Die nächsten Nächte verbrachte ich in meiner Zelle, die ich mit der Tempeldienerin Baketamun teilte. Die gemeinsame Kammer mit Iya hatte ich nach unserem Streit verlassen. Ich saß in Schreiberposition über eine Öllampe gebeugt und ging meine Aufzeichnungen aus dem vergangenen Jahr des Unterrichts bei Niuser durch. Ich lernte, bis meine Gedanken durcheinander irrten und mein Kopf zu rauchen begann. Gegen Mitternacht löschte Baketamun oft ungefragt meine Lampe, weil sie schlafen wollte. Ich saß dann im Dunkeln am Heiligen See und dachte über meine Zukunft nach, die so undeutlich vor mir lag wie Nebel über dem Hapi.

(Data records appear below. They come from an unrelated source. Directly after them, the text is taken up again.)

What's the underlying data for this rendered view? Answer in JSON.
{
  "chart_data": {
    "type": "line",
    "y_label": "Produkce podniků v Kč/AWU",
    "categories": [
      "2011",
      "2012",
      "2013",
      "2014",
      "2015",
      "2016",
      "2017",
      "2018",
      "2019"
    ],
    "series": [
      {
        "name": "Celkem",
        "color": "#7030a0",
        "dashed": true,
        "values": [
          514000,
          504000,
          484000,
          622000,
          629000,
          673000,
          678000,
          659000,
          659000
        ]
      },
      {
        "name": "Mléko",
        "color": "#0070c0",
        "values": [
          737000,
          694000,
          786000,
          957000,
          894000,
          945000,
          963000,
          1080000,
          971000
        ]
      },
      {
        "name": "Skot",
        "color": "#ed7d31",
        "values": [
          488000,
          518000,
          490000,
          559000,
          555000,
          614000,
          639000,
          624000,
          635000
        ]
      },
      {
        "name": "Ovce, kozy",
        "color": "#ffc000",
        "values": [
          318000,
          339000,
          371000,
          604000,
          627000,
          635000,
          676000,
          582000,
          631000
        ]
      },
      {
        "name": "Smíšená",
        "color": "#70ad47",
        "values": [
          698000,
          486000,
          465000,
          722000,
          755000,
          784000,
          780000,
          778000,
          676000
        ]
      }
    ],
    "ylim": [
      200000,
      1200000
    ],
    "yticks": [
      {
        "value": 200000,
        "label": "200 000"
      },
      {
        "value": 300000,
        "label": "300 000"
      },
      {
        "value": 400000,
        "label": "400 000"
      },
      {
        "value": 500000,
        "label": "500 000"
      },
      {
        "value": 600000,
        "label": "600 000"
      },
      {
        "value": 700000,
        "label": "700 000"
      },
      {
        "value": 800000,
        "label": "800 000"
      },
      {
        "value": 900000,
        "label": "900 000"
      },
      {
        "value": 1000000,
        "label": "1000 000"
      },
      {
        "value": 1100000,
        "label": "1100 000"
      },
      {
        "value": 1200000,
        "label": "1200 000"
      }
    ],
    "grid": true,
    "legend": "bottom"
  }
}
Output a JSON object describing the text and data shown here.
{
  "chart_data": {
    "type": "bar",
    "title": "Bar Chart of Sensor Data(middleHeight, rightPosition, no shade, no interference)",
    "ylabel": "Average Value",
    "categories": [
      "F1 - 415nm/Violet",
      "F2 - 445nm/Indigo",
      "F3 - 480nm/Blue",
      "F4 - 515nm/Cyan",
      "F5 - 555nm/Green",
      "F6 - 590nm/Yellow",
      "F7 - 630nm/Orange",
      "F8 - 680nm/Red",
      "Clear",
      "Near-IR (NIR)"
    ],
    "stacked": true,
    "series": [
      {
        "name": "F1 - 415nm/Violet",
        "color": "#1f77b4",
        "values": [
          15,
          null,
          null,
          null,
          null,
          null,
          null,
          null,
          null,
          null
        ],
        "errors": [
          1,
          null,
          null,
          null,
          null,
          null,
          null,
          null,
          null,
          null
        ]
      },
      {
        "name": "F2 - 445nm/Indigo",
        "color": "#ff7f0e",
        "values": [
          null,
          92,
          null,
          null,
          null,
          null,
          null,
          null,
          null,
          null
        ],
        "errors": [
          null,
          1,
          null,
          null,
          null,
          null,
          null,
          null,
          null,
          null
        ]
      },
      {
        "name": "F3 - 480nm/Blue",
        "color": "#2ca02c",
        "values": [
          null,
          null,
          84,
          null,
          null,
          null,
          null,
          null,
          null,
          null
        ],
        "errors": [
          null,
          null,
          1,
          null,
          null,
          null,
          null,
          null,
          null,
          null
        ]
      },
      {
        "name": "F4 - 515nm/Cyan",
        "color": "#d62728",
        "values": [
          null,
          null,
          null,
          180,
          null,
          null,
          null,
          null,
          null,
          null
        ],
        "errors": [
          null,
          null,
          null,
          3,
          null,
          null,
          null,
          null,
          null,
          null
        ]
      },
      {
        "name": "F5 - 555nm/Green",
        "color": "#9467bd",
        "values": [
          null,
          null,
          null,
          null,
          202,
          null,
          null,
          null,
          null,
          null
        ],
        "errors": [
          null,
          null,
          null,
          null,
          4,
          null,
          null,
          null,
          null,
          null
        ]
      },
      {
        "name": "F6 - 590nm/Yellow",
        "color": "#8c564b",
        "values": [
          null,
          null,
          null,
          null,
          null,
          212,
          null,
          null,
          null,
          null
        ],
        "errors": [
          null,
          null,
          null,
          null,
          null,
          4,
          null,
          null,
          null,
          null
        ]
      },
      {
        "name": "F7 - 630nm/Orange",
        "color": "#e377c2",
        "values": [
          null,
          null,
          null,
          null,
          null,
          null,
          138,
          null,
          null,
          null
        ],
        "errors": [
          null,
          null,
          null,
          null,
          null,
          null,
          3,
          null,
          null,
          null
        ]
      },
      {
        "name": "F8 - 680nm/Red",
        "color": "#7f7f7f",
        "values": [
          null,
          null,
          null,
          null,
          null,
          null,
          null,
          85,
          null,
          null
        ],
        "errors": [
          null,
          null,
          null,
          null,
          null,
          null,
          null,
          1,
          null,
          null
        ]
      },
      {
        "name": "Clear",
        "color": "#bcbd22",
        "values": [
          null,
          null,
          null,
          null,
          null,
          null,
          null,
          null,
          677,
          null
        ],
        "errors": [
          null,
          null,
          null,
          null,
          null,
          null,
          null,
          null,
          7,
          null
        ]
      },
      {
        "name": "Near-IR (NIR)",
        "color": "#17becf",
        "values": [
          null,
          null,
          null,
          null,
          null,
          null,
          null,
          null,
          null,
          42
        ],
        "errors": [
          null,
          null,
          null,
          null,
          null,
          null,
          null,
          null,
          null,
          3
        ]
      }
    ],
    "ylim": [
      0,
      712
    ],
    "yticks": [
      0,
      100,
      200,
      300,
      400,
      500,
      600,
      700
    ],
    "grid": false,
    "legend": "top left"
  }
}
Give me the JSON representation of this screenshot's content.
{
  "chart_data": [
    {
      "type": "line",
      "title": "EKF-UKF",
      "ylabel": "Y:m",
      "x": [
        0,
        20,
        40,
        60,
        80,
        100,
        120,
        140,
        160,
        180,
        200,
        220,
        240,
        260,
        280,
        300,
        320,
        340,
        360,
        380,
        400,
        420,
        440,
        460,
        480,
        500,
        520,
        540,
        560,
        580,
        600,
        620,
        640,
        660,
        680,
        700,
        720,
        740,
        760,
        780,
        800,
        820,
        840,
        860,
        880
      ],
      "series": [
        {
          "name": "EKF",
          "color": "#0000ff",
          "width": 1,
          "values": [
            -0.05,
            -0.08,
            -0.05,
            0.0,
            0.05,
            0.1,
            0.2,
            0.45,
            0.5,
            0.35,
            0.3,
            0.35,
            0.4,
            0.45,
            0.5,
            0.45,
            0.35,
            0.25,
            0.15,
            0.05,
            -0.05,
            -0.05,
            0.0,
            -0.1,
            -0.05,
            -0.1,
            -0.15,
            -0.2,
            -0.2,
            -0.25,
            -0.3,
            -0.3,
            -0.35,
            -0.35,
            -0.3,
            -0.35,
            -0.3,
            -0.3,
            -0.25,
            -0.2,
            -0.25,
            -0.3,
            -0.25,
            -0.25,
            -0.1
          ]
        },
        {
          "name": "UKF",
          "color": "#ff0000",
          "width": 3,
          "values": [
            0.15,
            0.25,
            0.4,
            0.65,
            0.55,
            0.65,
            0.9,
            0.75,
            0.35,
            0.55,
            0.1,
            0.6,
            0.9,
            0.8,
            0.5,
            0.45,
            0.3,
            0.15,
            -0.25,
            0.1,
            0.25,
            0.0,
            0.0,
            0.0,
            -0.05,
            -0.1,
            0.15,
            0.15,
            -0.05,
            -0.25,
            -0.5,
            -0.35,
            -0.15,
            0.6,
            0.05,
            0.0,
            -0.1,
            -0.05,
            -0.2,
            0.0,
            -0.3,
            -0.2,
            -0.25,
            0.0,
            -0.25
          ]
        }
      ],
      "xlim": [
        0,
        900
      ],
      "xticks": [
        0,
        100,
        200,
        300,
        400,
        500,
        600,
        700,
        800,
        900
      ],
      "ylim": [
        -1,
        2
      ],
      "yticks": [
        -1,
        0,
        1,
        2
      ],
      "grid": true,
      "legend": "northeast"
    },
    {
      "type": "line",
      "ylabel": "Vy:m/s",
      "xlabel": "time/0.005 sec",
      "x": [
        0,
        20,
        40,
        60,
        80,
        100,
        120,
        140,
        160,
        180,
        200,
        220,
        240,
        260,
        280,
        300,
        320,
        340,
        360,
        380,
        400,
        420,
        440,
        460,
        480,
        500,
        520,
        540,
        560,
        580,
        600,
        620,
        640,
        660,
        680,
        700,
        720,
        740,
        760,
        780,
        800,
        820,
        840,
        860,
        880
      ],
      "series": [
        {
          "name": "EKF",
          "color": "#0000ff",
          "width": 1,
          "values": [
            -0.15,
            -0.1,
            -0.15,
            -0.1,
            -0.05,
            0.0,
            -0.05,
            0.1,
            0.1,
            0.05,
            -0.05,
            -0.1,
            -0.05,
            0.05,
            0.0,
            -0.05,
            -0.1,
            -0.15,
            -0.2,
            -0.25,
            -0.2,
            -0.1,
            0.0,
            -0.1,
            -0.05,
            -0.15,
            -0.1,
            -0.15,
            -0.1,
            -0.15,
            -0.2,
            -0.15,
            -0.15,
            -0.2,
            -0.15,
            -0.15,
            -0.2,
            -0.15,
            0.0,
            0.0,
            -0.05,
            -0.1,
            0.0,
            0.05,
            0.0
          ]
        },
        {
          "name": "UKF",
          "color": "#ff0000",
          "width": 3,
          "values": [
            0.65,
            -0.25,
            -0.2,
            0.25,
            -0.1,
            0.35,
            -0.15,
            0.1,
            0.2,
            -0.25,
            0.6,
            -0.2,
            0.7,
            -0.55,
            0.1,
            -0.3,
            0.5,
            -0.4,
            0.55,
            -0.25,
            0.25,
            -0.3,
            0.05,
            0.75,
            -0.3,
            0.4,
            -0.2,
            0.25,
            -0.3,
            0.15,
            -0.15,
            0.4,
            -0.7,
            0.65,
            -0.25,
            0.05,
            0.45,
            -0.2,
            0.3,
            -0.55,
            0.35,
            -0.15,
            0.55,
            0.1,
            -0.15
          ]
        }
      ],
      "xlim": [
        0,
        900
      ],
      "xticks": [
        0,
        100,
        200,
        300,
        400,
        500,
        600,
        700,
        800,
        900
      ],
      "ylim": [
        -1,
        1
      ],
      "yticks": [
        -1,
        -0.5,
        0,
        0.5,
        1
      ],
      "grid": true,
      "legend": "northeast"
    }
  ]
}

Mein nächstes Ziel waren die Prüfungen zum Schreiber, die wenige Tage vor Jahresende stattfinden würden. Wenig später würde ich die Weihe zur Priesterin empfangen. Danach wollte ich für zwei weitere Jahre im Tempel bleiben. Ich hatte mich für das Studium zum Architekten entschieden. Gegen den Widerstand der Tempelverwaltung hatte ich mich in die Liste der Studenten eingetragen.

Am Tag der Prüfung erhob ich mich zeitig, wusch mich im Heiligen See und nahm an den Morgenriten teil. Dann ging ich mit meiner Schreibunterlage zu Niuser, um die Prüfung zu absolvieren. Die Schüler wurden einzeln geprüft, ich war die letzte aus der Gruppe, die er mit seinen Fragen quälte.

Die Prüfung beinhaltete alle behandelten Themen des vergangenen Jahres. Niuser stellte mir Fragen zur Hierarchie in den verschiedenen Ministerien, zur Zusammenarbeit diverser Staatsämter, zu den Handelsbeziehungen von Kemet und präsentierte mir Rechtsfälle, die ich beurteilen sollte. Bei der Militärgeschichte zeigte er sich zurückhaltend, während er mir viele Fragen zu den Staatsformen unserer Nachbarstaaten Amurru und Sumer stellte. Es war Mittag, als er mich in meine Zelle schickte. Zwei Stunden wartete ich, bis ich wieder gerufen wurde.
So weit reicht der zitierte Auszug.